10

El jueves, Merthin acabó de tallar la puerta.

Había terminado el trabajo en la nave sur, al menos por el momento. El andamio estaba colocado, y no había necesidad de que preparara la cimbra para los albañiles puesto que Godwyn y Thomas estaban decididos a ahorrar dinero y probar su método de construcción según el cual no era necesario. Así, el muchacho se dispuso a volcarse en la talla y entonces se dio cuenta de que le quedaba muy poco trabajo. Había empleado una hora entera en perfeccionar el pelo de una de las vírgenes prudentes, y otra en la sonrisa bobalicona de una virgen insensata, sin embargo no tenía la certeza de haberlas mejorado. Le costaba tomar decisiones porque estaba distraído pensando en Caris y Griselda.

Apenas había sido capaz de dirigirle la palabra a Caris en toda la semana. Se sentía muy avergonzado. Cada vez que la veía, pensaba en el abrazo y el beso que había dado a Griselda, en cómo había culminado con ella el acto de amor supremo de la vida humana, cuando lo cierto era que no la amaba, ni siquiera le gustaba. Antes, había imaginado en infinidad de ocasiones y con alegría e ilusión el momento en que lo haría con Caris, mientras que ahora, después de lo que había pasado, la idea le horrorizaba. El problema no era Griselda; bueno, con Griselda tenía un problema pero no era eso lo que tanto lo abrumaba, y es que se habría sentido igual de molesto de haberse tratado de cualquier otra mujer, exceptuando a Caris. Había arrebatado al acto todo su sentido al realizarlo con Griselda, y ya no era capaz de mirar a la cara a la mujer que amaba.
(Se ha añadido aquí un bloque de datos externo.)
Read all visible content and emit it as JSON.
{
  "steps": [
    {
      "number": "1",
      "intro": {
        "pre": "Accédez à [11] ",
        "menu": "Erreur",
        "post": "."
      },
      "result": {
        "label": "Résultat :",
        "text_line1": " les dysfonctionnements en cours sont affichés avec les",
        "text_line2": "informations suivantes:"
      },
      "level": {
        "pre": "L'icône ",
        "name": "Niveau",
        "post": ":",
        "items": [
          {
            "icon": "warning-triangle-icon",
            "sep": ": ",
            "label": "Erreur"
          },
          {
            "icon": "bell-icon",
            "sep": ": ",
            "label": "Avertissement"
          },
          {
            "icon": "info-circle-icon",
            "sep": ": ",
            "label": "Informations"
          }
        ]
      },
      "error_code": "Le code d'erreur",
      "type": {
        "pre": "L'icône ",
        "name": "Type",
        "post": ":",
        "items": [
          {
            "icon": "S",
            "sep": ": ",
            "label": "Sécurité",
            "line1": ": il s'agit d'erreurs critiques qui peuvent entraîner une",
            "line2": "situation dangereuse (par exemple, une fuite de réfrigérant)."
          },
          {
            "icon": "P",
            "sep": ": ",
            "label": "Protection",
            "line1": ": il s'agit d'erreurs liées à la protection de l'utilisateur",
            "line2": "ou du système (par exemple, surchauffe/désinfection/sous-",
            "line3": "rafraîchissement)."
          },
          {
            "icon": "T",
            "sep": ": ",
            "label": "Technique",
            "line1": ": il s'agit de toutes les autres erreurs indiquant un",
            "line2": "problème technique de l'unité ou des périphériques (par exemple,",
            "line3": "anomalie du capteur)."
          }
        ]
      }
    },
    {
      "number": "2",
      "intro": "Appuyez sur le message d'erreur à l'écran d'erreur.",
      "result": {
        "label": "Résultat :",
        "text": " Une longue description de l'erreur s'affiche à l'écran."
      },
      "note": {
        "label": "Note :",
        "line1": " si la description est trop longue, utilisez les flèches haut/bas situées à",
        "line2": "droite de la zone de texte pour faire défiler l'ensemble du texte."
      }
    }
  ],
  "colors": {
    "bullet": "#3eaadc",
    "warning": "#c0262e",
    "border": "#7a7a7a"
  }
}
Mientras contemplaba su obra, tratando de no pensar más en Caris y decidir si la puerta estaba o no terminada, Elizabeth Clerk entró en el pórtico norte. Era una belleza de veinticinco años y piel pálida, delgada, con una aureola de rizos rubios. Su padre había sido obispo de Kingsbridge antes que Richard. Había vivido, igual que éste, en el palacio del obispo, en Shiring, pero durante sus frecuentes visitas a Kingsbridge había caído en brazos de una fulana que servía en la posada Bell, la madre de Elizabeth. Debido a su condición de hija ilegítima, Elizabeth era muy susceptible con respecto a su posición social, estaba siempre pendiente del mínimo desaire y dispuesta a mostrarse ofendida de inmediato. No obstante, a Merthin le caía bien porque era inteligente y porque una vez, cuando él tenía dieciocho años, lo había besado y le había permitido notar el tacto de sus pechos, erguidos y pequeños, como moldeados con sendos cuencos poco profundos, y cuyos pezones se endurecían con el más suave contacto. Su idilio había finalizado por un motivo que a él le parecía trivial y a ella imperdonable, un comentario que él había hecho en tono de chanza sobre la calentura de los sacerdotes; sin embargo, la joven todavía le gustaba.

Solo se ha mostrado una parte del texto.